By arranging the electromagnetic pump 24 and the power generation device 43 at a position higher than the tank base 19, a lower accommodating space 54 for blocking heat from the base 7 is interposed between the base 7 and the electromagnetic pump 24, and electromagnetic waves are generated. The temperature rise of the pump 24 and the power generation device 43 is avoided. Further, since the heat shield portion 15A of the cover 15 is also arranged in the lower accommodation space 54, the heat shield portion 15A also effectively blocks the heat from the base 7, and the temperature of the electromagnetic pump 24 and the power generation device 43 rises. Can be further avoided. In particular, since the power generation device 43 is provided at the rearmost portion of the grip portion 31 of the handle 16 farthest from the base 7, the thermal influence from the base 7 on the power generation device 43 can be avoided to the maximum.

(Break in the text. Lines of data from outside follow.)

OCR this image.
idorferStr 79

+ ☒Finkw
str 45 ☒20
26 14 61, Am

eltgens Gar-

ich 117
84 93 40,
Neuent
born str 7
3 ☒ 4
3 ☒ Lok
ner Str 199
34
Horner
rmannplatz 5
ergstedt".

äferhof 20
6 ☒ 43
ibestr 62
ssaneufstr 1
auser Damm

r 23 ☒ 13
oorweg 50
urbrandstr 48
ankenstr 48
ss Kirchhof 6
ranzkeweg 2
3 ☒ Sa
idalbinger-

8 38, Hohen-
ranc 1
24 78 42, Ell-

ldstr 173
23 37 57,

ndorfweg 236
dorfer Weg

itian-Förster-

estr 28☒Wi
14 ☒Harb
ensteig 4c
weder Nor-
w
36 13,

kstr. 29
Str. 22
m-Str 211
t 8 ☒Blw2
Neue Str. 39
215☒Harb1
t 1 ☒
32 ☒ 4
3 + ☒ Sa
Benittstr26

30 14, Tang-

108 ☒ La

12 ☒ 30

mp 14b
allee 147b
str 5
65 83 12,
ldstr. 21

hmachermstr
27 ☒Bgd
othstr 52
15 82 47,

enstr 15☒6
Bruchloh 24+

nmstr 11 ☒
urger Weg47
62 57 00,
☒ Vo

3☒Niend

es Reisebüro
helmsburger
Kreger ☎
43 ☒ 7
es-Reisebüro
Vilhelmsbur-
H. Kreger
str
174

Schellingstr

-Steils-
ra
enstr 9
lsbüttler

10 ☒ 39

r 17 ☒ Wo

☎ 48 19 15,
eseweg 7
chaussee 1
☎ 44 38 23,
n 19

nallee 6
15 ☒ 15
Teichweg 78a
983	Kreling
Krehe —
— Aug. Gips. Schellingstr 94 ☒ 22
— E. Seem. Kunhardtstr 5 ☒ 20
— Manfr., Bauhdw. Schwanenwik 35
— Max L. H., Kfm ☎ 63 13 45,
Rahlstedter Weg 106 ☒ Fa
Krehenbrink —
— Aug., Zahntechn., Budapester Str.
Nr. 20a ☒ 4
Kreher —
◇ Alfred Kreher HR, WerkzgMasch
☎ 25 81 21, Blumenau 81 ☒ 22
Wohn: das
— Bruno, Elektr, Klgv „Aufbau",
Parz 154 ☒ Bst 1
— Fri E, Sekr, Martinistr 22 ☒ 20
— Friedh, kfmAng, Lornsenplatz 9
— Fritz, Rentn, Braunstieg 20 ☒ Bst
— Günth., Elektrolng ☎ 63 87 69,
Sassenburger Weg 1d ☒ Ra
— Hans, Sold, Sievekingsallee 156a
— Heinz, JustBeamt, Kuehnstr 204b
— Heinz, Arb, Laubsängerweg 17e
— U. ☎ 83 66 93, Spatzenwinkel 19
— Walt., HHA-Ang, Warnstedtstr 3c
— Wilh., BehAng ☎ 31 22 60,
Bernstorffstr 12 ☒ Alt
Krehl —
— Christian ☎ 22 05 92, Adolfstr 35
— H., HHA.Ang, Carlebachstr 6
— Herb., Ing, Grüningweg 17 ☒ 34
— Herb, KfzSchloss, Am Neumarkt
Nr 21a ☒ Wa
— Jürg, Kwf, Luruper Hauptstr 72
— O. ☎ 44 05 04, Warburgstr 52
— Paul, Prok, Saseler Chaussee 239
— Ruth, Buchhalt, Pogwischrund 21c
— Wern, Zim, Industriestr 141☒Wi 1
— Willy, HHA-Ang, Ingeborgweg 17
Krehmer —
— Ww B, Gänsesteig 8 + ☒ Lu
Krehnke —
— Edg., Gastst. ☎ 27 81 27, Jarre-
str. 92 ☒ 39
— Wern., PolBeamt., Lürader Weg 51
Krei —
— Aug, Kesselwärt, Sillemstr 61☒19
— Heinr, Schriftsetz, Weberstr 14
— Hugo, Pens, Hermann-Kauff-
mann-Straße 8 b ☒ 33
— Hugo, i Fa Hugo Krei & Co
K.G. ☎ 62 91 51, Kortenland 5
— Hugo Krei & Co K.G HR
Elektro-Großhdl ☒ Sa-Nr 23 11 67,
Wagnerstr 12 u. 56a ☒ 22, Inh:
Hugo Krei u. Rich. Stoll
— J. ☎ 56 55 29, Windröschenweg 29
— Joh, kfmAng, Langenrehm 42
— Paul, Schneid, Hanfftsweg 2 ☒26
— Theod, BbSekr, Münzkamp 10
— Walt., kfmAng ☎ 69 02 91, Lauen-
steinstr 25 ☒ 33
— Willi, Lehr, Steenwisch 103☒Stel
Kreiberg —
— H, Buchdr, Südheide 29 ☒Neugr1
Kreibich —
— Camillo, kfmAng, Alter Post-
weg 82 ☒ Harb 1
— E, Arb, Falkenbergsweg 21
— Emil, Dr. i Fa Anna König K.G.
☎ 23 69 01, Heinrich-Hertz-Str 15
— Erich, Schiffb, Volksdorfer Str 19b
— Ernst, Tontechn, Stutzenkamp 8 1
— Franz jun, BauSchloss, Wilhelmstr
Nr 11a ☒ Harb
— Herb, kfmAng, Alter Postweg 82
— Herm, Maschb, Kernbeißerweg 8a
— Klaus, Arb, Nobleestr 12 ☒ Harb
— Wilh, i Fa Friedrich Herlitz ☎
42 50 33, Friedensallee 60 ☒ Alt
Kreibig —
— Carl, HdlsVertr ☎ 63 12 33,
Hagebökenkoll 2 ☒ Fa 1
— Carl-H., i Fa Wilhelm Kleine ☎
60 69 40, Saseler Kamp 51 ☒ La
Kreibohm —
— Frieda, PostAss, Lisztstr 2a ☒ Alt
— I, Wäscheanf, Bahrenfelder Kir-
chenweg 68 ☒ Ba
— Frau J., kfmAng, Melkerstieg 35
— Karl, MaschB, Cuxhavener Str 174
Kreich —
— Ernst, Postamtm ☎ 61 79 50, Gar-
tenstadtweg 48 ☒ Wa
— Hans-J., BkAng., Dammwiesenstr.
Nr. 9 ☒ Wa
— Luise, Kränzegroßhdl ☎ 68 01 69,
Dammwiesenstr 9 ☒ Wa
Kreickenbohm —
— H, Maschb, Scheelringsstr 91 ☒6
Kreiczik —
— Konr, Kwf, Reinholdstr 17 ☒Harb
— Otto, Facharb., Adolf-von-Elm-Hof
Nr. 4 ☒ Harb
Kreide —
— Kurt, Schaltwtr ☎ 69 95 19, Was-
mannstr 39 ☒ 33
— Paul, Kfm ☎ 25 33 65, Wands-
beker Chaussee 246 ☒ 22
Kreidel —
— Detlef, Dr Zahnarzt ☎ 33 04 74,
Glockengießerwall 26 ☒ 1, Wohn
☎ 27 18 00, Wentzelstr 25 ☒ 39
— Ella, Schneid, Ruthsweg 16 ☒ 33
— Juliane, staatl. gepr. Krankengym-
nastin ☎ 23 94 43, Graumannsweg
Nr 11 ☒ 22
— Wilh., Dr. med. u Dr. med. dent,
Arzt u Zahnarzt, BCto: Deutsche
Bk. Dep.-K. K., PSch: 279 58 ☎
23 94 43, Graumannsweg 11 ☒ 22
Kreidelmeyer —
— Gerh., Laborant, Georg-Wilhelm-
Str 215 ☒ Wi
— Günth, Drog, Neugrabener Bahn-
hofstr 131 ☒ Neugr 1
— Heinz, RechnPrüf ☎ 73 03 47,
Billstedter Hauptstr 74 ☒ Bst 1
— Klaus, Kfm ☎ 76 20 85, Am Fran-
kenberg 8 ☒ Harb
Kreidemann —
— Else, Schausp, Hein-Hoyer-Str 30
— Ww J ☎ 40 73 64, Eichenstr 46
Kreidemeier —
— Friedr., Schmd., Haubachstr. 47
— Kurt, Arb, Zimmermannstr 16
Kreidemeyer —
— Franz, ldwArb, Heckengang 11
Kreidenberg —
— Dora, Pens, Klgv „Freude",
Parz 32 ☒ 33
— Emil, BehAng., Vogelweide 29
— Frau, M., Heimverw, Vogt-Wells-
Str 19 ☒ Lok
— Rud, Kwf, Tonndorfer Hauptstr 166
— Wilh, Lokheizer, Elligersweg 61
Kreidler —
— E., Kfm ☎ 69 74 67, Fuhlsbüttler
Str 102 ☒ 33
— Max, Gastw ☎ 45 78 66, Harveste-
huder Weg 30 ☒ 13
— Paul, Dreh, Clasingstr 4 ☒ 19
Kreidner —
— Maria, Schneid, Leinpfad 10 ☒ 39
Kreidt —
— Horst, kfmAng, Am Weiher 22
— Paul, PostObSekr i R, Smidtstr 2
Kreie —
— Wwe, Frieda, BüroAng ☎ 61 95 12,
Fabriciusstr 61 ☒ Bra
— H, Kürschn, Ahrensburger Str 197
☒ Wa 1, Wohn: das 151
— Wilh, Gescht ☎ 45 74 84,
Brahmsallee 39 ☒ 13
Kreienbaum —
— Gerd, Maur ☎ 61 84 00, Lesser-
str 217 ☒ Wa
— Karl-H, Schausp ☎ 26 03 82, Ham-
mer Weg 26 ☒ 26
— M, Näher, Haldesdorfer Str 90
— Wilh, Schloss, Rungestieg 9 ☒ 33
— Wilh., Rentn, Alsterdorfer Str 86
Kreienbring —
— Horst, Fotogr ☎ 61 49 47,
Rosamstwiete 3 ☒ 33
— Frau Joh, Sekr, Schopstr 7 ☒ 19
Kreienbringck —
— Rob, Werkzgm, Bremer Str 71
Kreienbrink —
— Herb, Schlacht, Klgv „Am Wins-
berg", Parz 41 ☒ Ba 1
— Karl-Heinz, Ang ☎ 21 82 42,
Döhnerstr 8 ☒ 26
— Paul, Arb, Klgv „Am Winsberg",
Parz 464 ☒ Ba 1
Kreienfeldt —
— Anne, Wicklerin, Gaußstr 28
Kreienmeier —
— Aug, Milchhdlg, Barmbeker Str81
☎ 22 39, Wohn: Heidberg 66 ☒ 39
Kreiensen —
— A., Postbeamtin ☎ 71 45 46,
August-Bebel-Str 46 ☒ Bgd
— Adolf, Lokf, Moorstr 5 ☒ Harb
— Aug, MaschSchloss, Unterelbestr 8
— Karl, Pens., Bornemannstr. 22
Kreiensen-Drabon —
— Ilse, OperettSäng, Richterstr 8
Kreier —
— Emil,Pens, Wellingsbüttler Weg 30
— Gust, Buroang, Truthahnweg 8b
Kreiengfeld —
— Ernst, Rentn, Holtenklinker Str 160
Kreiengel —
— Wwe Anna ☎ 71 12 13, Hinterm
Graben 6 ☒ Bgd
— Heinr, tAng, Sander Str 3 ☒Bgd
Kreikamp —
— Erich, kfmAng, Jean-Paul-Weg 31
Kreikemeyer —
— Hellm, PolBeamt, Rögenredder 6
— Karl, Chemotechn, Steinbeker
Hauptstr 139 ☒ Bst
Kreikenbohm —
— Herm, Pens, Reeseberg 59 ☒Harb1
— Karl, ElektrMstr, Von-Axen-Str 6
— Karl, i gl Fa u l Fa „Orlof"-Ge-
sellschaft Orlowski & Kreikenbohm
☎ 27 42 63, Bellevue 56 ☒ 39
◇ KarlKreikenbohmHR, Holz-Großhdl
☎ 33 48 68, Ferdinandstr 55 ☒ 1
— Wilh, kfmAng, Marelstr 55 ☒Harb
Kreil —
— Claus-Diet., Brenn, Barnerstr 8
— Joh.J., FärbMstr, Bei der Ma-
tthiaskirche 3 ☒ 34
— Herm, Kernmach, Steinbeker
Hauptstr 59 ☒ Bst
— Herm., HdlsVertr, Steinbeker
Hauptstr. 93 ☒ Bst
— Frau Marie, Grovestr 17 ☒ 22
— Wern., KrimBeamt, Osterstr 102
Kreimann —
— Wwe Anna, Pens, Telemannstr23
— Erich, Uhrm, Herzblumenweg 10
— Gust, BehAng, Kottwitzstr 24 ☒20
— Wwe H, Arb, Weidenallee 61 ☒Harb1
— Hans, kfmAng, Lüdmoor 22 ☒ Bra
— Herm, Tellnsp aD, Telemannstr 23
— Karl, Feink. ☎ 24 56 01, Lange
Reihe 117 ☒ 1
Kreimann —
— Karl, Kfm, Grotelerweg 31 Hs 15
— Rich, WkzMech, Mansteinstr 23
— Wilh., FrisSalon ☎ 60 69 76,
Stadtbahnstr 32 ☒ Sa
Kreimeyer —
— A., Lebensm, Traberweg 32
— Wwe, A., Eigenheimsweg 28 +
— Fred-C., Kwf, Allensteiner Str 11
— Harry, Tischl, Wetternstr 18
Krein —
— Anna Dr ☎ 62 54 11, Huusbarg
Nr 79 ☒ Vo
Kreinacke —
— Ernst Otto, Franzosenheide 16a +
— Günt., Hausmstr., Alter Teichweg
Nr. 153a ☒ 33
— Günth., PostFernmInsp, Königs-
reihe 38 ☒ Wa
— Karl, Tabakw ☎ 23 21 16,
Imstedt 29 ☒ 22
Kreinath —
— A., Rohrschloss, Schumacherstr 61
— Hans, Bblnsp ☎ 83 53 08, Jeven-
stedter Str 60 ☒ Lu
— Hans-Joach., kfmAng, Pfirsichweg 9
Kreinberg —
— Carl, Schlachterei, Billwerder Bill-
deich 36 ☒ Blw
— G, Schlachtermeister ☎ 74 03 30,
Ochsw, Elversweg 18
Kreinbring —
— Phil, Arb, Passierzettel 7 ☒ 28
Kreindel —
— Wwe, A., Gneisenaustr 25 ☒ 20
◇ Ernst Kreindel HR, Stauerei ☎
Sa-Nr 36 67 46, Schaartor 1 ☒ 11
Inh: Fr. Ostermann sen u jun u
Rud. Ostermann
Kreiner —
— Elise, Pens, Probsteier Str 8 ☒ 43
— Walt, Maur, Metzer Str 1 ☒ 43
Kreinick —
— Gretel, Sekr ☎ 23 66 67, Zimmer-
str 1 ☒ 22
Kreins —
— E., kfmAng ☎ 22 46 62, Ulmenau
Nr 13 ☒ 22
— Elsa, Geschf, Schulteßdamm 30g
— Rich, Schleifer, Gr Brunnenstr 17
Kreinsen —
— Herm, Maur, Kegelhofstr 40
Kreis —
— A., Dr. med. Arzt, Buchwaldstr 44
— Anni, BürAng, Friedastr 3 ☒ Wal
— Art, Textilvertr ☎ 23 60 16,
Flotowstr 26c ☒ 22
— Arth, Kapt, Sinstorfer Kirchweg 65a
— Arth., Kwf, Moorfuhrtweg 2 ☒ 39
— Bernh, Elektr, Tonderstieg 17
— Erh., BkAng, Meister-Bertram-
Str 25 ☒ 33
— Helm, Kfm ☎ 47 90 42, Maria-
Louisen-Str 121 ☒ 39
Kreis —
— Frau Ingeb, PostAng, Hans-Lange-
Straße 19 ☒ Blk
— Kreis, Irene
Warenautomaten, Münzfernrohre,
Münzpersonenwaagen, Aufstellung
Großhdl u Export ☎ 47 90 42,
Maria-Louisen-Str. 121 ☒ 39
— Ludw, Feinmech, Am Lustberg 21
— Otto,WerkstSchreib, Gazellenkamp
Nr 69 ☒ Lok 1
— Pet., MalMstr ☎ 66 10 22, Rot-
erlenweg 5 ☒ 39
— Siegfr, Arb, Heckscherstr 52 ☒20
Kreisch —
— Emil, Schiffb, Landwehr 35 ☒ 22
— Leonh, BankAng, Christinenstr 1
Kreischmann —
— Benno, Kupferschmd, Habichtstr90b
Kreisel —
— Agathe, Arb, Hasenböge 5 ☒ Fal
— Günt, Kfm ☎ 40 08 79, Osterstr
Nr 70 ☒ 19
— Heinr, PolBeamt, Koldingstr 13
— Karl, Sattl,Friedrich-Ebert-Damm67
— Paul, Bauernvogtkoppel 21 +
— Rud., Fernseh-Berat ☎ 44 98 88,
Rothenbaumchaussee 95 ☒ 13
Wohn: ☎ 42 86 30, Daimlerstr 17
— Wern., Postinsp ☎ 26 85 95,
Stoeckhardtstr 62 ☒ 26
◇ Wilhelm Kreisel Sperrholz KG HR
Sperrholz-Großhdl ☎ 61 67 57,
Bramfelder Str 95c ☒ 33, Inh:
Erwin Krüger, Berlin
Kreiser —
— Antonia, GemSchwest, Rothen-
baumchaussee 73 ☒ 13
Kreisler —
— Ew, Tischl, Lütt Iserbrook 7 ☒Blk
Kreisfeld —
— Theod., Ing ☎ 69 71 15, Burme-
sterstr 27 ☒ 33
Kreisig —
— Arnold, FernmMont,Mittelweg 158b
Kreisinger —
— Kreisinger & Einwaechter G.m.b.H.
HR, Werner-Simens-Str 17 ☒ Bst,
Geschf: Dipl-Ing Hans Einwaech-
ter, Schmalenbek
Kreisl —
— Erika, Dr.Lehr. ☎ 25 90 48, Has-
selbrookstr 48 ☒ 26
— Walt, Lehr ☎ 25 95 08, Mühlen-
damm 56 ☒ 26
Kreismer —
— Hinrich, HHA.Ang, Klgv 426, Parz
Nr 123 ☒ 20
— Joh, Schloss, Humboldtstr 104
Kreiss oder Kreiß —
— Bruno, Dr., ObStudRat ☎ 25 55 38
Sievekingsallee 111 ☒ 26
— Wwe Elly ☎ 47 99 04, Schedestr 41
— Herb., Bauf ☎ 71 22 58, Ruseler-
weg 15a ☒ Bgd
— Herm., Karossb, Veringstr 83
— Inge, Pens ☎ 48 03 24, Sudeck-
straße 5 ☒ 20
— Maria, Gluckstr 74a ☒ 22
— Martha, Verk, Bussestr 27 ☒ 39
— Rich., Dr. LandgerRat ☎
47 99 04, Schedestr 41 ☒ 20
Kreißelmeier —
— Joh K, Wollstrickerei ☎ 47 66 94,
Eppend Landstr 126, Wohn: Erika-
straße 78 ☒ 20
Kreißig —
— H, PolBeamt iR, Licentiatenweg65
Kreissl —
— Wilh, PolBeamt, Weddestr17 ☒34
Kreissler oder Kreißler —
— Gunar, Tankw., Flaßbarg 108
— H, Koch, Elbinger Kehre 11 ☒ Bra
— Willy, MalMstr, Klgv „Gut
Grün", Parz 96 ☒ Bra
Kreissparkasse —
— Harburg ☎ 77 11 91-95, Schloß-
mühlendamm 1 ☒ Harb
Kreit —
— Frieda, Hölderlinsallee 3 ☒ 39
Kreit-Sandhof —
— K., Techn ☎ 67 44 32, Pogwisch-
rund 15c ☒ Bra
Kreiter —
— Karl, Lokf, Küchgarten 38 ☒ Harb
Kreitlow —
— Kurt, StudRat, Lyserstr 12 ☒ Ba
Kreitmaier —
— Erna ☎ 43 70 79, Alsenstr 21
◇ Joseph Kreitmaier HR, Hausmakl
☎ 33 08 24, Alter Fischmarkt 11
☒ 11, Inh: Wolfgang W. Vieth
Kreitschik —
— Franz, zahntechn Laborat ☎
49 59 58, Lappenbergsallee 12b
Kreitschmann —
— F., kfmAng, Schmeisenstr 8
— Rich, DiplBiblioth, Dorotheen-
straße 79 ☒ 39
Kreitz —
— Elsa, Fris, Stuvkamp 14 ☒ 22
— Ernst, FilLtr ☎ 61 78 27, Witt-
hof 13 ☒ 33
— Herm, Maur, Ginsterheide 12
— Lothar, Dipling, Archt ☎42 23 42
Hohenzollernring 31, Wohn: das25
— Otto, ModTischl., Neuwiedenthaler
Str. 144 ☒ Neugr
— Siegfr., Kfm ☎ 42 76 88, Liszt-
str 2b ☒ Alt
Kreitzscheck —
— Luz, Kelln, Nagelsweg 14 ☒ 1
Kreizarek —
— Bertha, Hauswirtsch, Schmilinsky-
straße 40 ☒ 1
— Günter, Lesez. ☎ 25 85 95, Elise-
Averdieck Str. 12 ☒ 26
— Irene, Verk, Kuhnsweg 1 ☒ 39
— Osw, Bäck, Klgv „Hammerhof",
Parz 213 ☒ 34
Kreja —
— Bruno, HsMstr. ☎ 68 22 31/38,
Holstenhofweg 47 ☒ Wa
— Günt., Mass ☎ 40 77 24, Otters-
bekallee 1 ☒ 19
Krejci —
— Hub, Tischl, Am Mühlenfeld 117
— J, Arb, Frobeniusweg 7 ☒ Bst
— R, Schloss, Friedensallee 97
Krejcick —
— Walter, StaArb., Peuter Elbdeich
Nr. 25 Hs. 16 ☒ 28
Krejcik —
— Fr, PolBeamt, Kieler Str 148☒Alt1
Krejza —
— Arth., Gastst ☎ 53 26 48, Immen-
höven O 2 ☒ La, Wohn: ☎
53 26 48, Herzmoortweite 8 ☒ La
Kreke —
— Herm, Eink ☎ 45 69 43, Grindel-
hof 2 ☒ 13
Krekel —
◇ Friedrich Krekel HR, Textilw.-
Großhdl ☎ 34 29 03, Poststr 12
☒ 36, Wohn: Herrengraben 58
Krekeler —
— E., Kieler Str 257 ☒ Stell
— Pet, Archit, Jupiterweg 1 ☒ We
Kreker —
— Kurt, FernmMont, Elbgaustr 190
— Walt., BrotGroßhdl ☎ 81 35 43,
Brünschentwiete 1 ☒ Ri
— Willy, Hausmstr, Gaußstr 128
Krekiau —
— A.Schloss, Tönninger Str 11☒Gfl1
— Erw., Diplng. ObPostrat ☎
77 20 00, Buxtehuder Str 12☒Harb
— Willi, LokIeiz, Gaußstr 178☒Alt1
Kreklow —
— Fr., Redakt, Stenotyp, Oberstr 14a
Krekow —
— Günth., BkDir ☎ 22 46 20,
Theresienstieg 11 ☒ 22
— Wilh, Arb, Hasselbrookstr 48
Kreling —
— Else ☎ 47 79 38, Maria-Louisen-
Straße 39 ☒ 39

As a modification, the upper surface of the tank assembly 17 facing the base 28A of the handle base 28 may be formed in a concave shape, and the electromagnetic pump 24 may be accommodated and arranged therein. In this case, the heat from the base 7 can be more effectively cut off by utilizing the storage space 20 of the tank assembly 17 interposed between the electromagnetic pump 24 and the base 7. Such an effect is similarly exhibited in the heat generating device 43 in which the storage space 20 is interposed between the base 7 and the base 7.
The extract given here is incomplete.